After joining the new school, Junior’s misery becomes a little less as the white students here are more mature. Junior develops a crush on Penelope, the most popular white girl in school, and makes Gordy’s nerdy friend. His new life helps him better understand the substantial cultural differences between him and his white schoolmates. When he resists an insult from the school’s star athlete Roger by punching him in the face, Roger and his friends show more respect to Junior instead of taking revenge. He understands the difference more practically between his community and the white community. At the same time, he gets closer to Penelope, which causes his popularity to other girls in the school.
At one point, Roger suggests he take part in the school basketball team, and surprisingly enough for Junior, he makes it to the varsity team. Which eventually leads him to face off with the team of his former school, Wellpinit, where his once-best friend is also playing. On the game day, Junior gets bullied by his former community members for having a better life than them. And during the match, he gets knocked out unconscious by Rowdy.
After this, Junior and his family go through a series of tragic losses of family members and their close ones. His grandmother, whom Junior used to look up to, dies in a car accident. Following that, a family friend, Eugene, gets shot in the face by his drunk friend. Soon after, his sister and her husband die in a fire.

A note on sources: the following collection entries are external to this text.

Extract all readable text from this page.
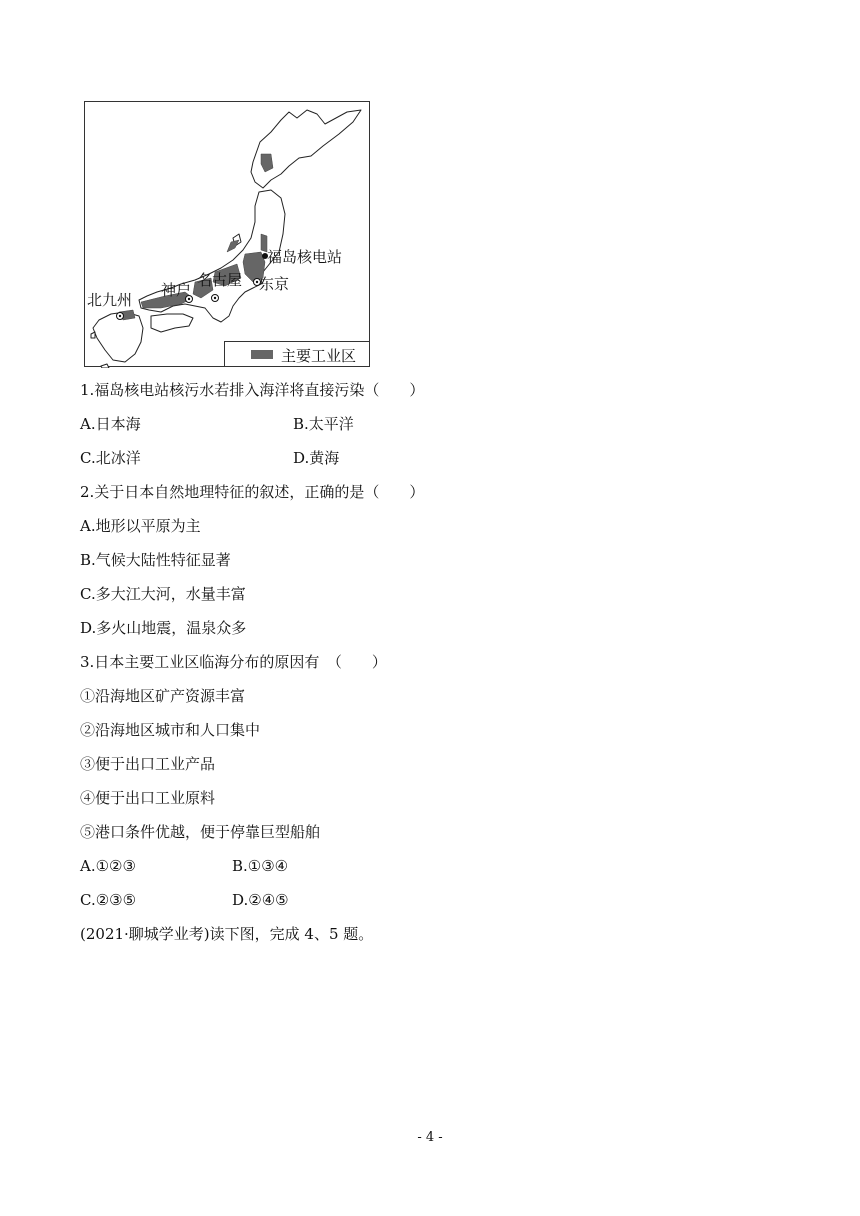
福岛核电站
名古屋 东京
神户
北九州
主要工业区
1.福岛核电站核污水若排入海洋将直接污染（　　）
A.日本海	B.太平洋
C.北冰洋	D.黄海
2.关于日本自然地理特征的叙述，正确的是（　　）
A.地形以平原为主
B.气候大陆性特征显著
C.多大江大河，水量丰富
D.多火山地震，温泉众多
3.日本主要工业区临海分布的原因有　（　　）
①沿海地区矿产资源丰富
②沿海地区城市和人口集中
③便于出口工业产品
④便于出口工业原料
⑤港口条件优越，便于停靠巨型船舶
A.①②③	B.①③④
C.②③⑤	D.②④⑤
(2021·聊城学业考)读下图，完成 4、5 题。
- 4 -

After grieving over the departed, Junior plays his second match against Wellpinit High. Junior’s team defeats the Wellpinit boys, and Junior feels triumphant until he realizes the difficulties that rez people face at their home. Plagued by the thought, Junior runs off to the locker room, ashamed. He cries and vomits, disgusted by the guilt of leaving his community members behind in the locker room.
The protagonist is conflicted between his desire to fit in at his new, all-white school and his desire to preserve his Indian heritage, which leads to condemnation from his community. Despite the difficulties, he learns to appreciate how much his family and new acquaintances adore him, and he comes to see himself as both Indian and American.
Realizing that junior is the only ‘nomad’ on the reservation, making him a “traditional” Indian in comparison to the rest of the tribe, in the end, Junior and Rowdy reunite while playing basketball and vow to keep in touch no matter what happens in the future.
This work of fiction has been awarded many literary awards, adapted into films for its phenomenal story and plot. This is a must-read for any fiction lover. So, what are you waiting for? Start reading now.